Ken Cook and his wife Patti own Spreading Oaks Farm in the southwest corner of Paulding County. Their son Jason is the farm’s operations manager. The Cooks offer a wide variety of vegetables to the customers for their April through November community-supported agriculture (CSA) program and those who shop with them Saturday mornings at the year-round Marietta Square Farmers Market. Come April, the Cooks will be at the Acworth Farmers Market on Friday mornings. Come May, they’ll be at the Kennesaw Farmers Market on Monday afternoons and the Rockmart Farmers Market on Thursday afternoons. They also sell through an online market with pickup on the farm.
Cook likes to encourage all his customers to think beyond spinach, lettuce and kale. “Right now we’re harvesting about 23 different vegetables, from root crops all the way to different varieties of greens,” Cook said. “We like our customers to try new things. Asian greens in general are something that are very good for you, high in nutrition and a good crop for farmers to grow. They grow fast and in our climate we have a long season for them.”
One of the Asian greens he’s growing is komatsuna, a member of the mustard family. Its dark green leaves look a lot like spinach, but the taste has more of a bitter bite.
“This is our third year of growing komatsuna. We started growing it mainly for our CSA customers. We like to give them a variety in their box. Most have really enjoyed it. Some use it like spinach and braise it or put it into stir fry or soup. But the smaller leaves also work well in salads.”
The Cooks do their first planting each fall in late September, counting on being able to harvest small leaves in about 35 days and then larger leaves maybe 10 days later. They do succession planting, seeding a new batch every two to three weeks and letting the plants grow throughout the winter. Komatsuna is fairly cold tolerant. Starting in February, they’ll plant again in earnest for their spring crop.

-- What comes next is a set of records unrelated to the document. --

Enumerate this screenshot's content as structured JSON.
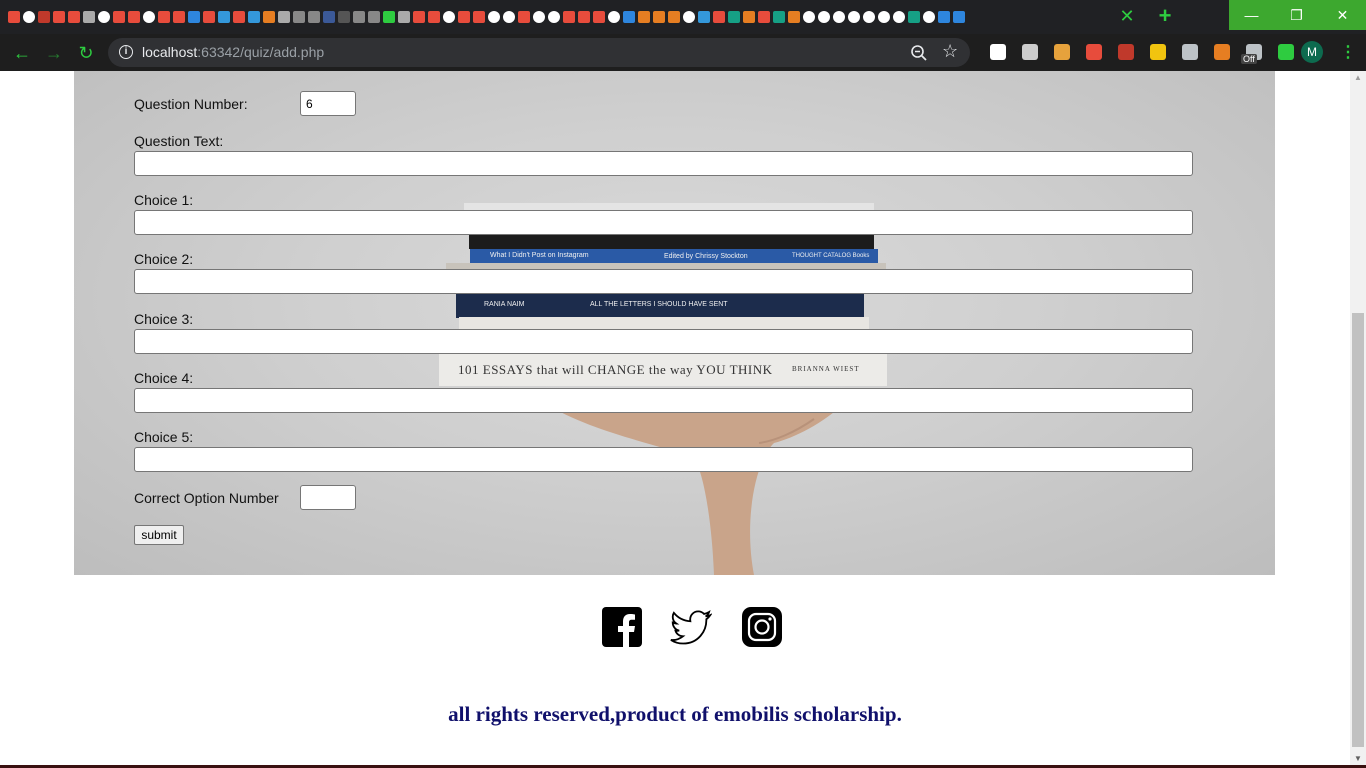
{
  "browser": {
    "url_host": "localhost",
    "url_rest": ":63342/quiz/add.php",
    "profile_initial": "M",
    "extension_badge": "Off",
    "tab_icon_colors": [
      "#e74c3c",
      "#ffffff",
      "#c0392b",
      "#e74c3c",
      "#e74c3c",
      "#aaaaaa",
      "#ffffff",
      "#e74c3c",
      "#e74c3c",
      "#ffffff",
      "#e74c3c",
      "#e74c3c",
      "#2e86de",
      "#e74c3c",
      "#3498db",
      "#e74c3c",
      "#3498db",
      "#e67e22",
      "#aaaaaa",
      "#888888",
      "#888888",
      "#3b5998",
      "#555555",
      "#888888",
      "#888888",
      "#2ecc40",
      "#aaaaaa",
      "#e74c3c",
      "#e74c3c",
      "#ffffff",
      "#e74c3c",
      "#e74c3c",
      "#ffffff",
      "#ffffff",
      "#e74c3c",
      "#ffffff",
      "#ffffff",
      "#e74c3c",
      "#e74c3c",
      "#e74c3c",
      "#ffffff",
      "#2e86de",
      "#e67e22",
      "#e67e22",
      "#e67e22",
      "#ffffff",
      "#3498db",
      "#e74c3c",
      "#16a085",
      "#e67e22",
      "#e74c3c",
      "#16a085",
      "#e67e22",
      "#ffffff",
      "#ffffff",
      "#ffffff",
      "#ffffff",
      "#ffffff",
      "#ffffff",
      "#ffffff",
      "#16a085",
      "#ffffff",
      "#2e86de",
      "#2e86de"
    ],
    "extension_colors": [
      "#ffffff",
      "#cccccc",
      "#e6a23c",
      "#e74c3c",
      "#c0392b",
      "#f1c40f",
      "#bdc3c7",
      "#e67e22",
      "#bdc3c7",
      "#2ecc40"
    ]
  },
  "form": {
    "question_number_label": "Question Number:",
    "question_number_value": "6",
    "question_text_label": "Question Text:",
    "choice_1_label": "Choice 1:",
    "choice_2_label": "Choice 2:",
    "choice_3_label": "Choice 3:",
    "choice_4_label": "Choice 4:",
    "choice_5_label": "Choice 5:",
    "correct_option_label": "Correct Option Number",
    "correct_option_value": "",
    "submit_label": "submit"
  },
  "hero_books": {
    "book_c_left": "What I Didn't Post on Instagram",
    "book_c_mid": "Edited by Chrissy Stockton",
    "book_c_right": "THOUGHT CATALOG Books",
    "book_e_left": "RANIA NAIM",
    "book_e_mid": "ALL THE LETTERS I SHOULD HAVE SENT",
    "book_g_title": "101 ESSAYS that will CHANGE the way YOU THINK",
    "book_g_author": "BRIANNA WIEST"
  },
  "footer": {
    "copyright": "all rights reserved,product of emobilis scholarship."
  }
}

“We also sell to chefs and though that’s not a large market for us, Micah Pfister of The Butcher the Baker on the square in Marietta buys year-round from us and Gabe’s Downtown in Villa Ricca has purchased our produce,” Cook said.
The Cooks sell their komatsuna in half-pound bags of individual washed leaves. Like most things purchased at a local farmers market, the greens will keep far longer than what you’re able to buy at the grocery store, but the sooner you enjoy them, the better.
The Cooks enjoy komatsuna. “We use it mostly in braising, mixing it with some baby leaf kale to provide a different texture. And when we don’t have spinach available, we use it in salads.”
And they enjoy bringing it and other unusual vegetables to market. “That’s what we like to do, give you something new to experience. If we just grew broccoli and cauliflower, the things everybody sees at the grocery store, that wouldn’t catch your eye. Plus our vegetables are a whole lot fresher.”
Micah Pfister’s Komastuna and Cornmeal Spoonbread
A huge fan of the year-round Marietta Square Farmers Market, Micah Pfister of The Butcher the Baker on the Marietta Square enjoys using the produce and products of the farmers and food producers that gather there. In creating this recipe, he used komatsuna and eggs from Spreading Oaks Farm and feta from CalyRoad Creamery. He makes his own tasso for the restaurant. If you don’t have this Cajun Louisiana specialty ham on hand, he says bacon will make a fine substitute.
6 ounces tasso, cut into 1-inch dice (about 1 cup)
2 cups heavy cream
3 egg yolks
1 cup cornmeal
1/4 pound komatsuna, finely chopped (about 2 cups)
Salt and pepper
2 tablespoons unsalted butter
1/2 cup crumbled feta
Extra sauteed komatsuna, for garnish, if desired
Preheat oven to 350 degrees. Place a 10-inch cast iron skillet in oven to heat.
In a large skillet, heat tasso over medium-high heat until fat renders and tasso is crisp. Drain tasso and set aside.Reserve any rendered fat.
In a large bowl, whisk together cream, eggs and egg yolks. Whisk in cornmeal. Stir in komatsuna and reserved tasso. Season lightly with salt and pepper. Remove hot skillet from oven and add butter and any rendered tasso fat. Swirl to melt fats and coat bottom and sides of skillet. Pour komatsuna mixture into hot skillet. Sprinkle with feta. Bake 30 minutes or until a toothpick inserted in the center of the mixture comes out clean. Remove from oven and serve immediately. Serves: 8
Per serving: 411 calories (percent of calories from fat, 72), 12 grams protein, 17 grams carbohydrates, 2 grams fiber, 33 grams fat (19 grams saturated), 269 milligrams cholesterol, 440 milligrams sodium.